Small number of deaths recorded among older, frail patients who received first shot are to be expected and show vaccines working as predicted, experts say
A “very low” number of vaccinated patients are being admitted to hospital, scientists have said, in what is seen as confirmation that the Covid-19 jabs are working as expected within the community.
The clinical trials used to assess the safety and effectiveness of the vaccines showed that they are capable of offering high levels of protection against infection, hospitalisation and death.
This is being represented in real-world data accumulated and assessed by scientists. For now, it is specific to patients who had only received one vaccine dose.
Analysis conducted by the government’s Scientific Advisory Group for Emergencies (Sage) has found that out of 52,000 patients who were admitted to hospital between 8 December and 10 April, 3,598 had received the first dose of a Covid-19 vaccine.
For most of these patients, the time between vaccination and hospital admission was up to 15 days, where infection occurred before immunity had developed, the UK study showed.
The researchers said that there is a possibility that vaccinated elderly and vulnerable people may have been been exposed to the coronavirus after wrongly assuming they were immune.
Calum Semple, professor in child health and outbreak medicine at the University of Liverpool, who co-led the study, said: “Many people are acquiring Covid within two weeks of being vaccinated, which does indicate that people are letting their guard down.
“There is evidence here that people are, unfortunately, assuming that they are protected very quickly after vaccination and that is not the case.”
Of those vaccinated, 526 people with a positive Covid-19 test were admitted to hospital more than 21 days after receiving their first dose, and 113 died.
The experts said these cases represent vaccine failure, which occurs when a person contracts a disease in spite of being vaccinated against it.
Dr Annemarie Docherty, an honorary consultant in critical care at the University of Edinburgh, and study co-author, said: “Our take-home messages are that this is some real world data, which does show some vaccine failure, but this is not unexpected, and reflects what the [clinical] trials have shown.”

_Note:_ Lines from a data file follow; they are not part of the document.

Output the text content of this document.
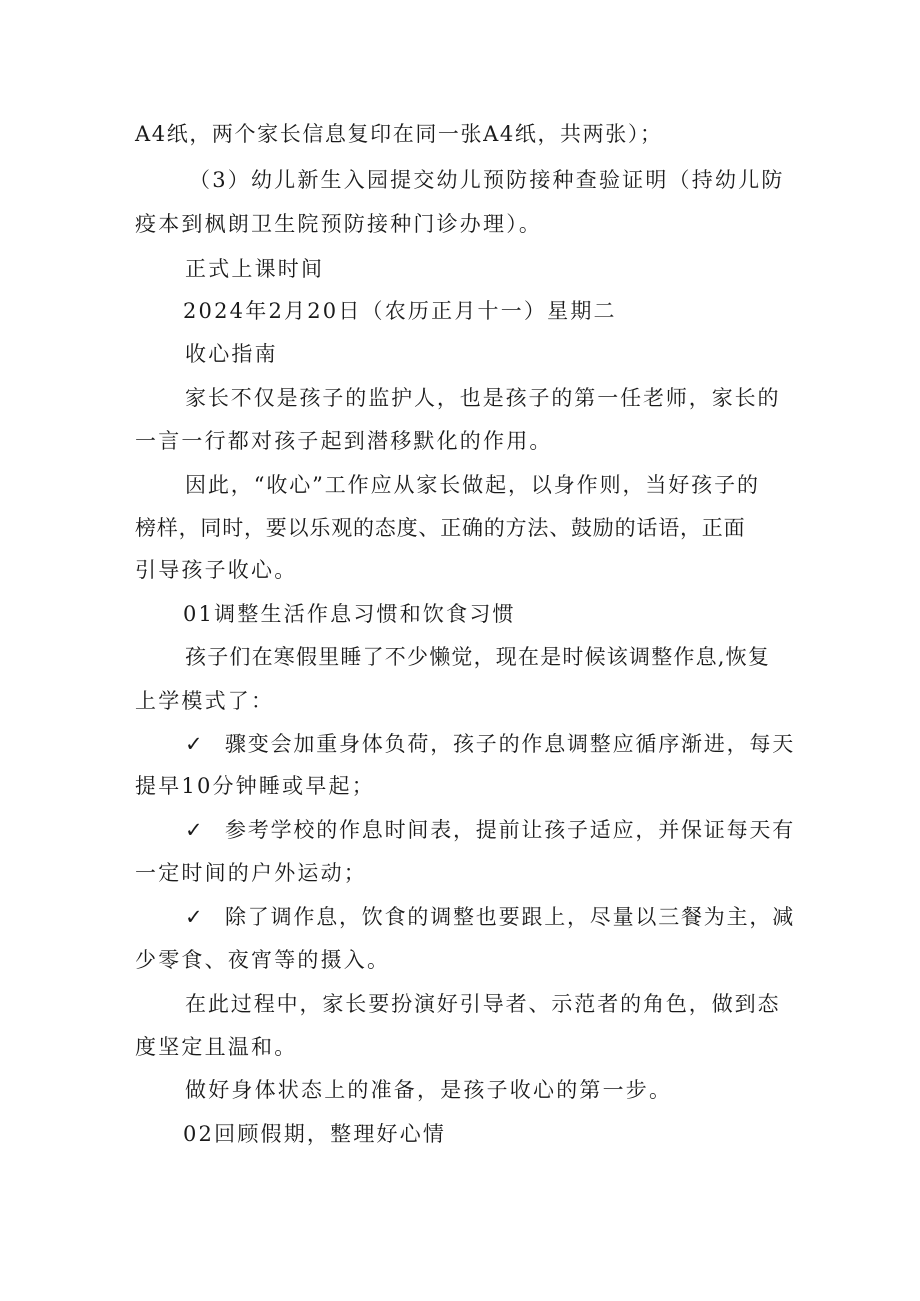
A4纸，两个家长信息复印在同一张A4纸，共两张）；
（3）幼儿新生入园提交幼儿预防接种查验证明（持幼儿防
疫本到枫朗卫生院预防接种门诊办理）。
正式上课时间
2024年2月20日（农历正月十一）星期二
收心指南
家长不仅是孩子的监护人，也是孩子的第一任老师，家长的
一言一行都对孩子起到潜移默化的作用。
因此，“收心”工作应从家长做起，以身作则，当好孩子的
榜样，同时，要以乐观的态度、正确的方法、鼓励的话语，正面
引导孩子收心。
01调整生活作息习惯和饮食习惯
孩子们在寒假里睡了不少懒觉，现在是时候该调整作息,恢复
上学模式了：
✓ 骤变会加重身体负荷，孩子的作息调整应循序渐进，每天
提早10分钟睡或早起；
✓ 参考学校的作息时间表，提前让孩子适应，并保证每天有
一定时间的户外运动；
✓ 除了调作息，饮食的调整也要跟上，尽量以三餐为主，减
少零食、夜宵等的摄入。
在此过程中，家长要扮演好引导者、示范者的角色，做到态
度坚定且温和。
做好身体状态上的准备，是孩子收心的第一步。
02回顾假期，整理好心情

However, she added that their data may be under-representing vaccine failure, as the risk of Covid-19 exposure has reduced since early January when infections were at a peak.
Dr Docherty said: “The one caveat is that [while] lots of people have been vaccinated recently, their risk of exposure to Covid is much lower than it was in January and February.
“So whilst we think this is good news, potentially we are under-representing vaccine failure, because people aren’t exposed to the virus.”
She said their study only recruited patients who were admitted to hospital and may not reflect vaccine effectiveness within the wider community.
Prof Semple said the group’s analysis was designed to give “a very early signal on whether vaccines were working in the real world”.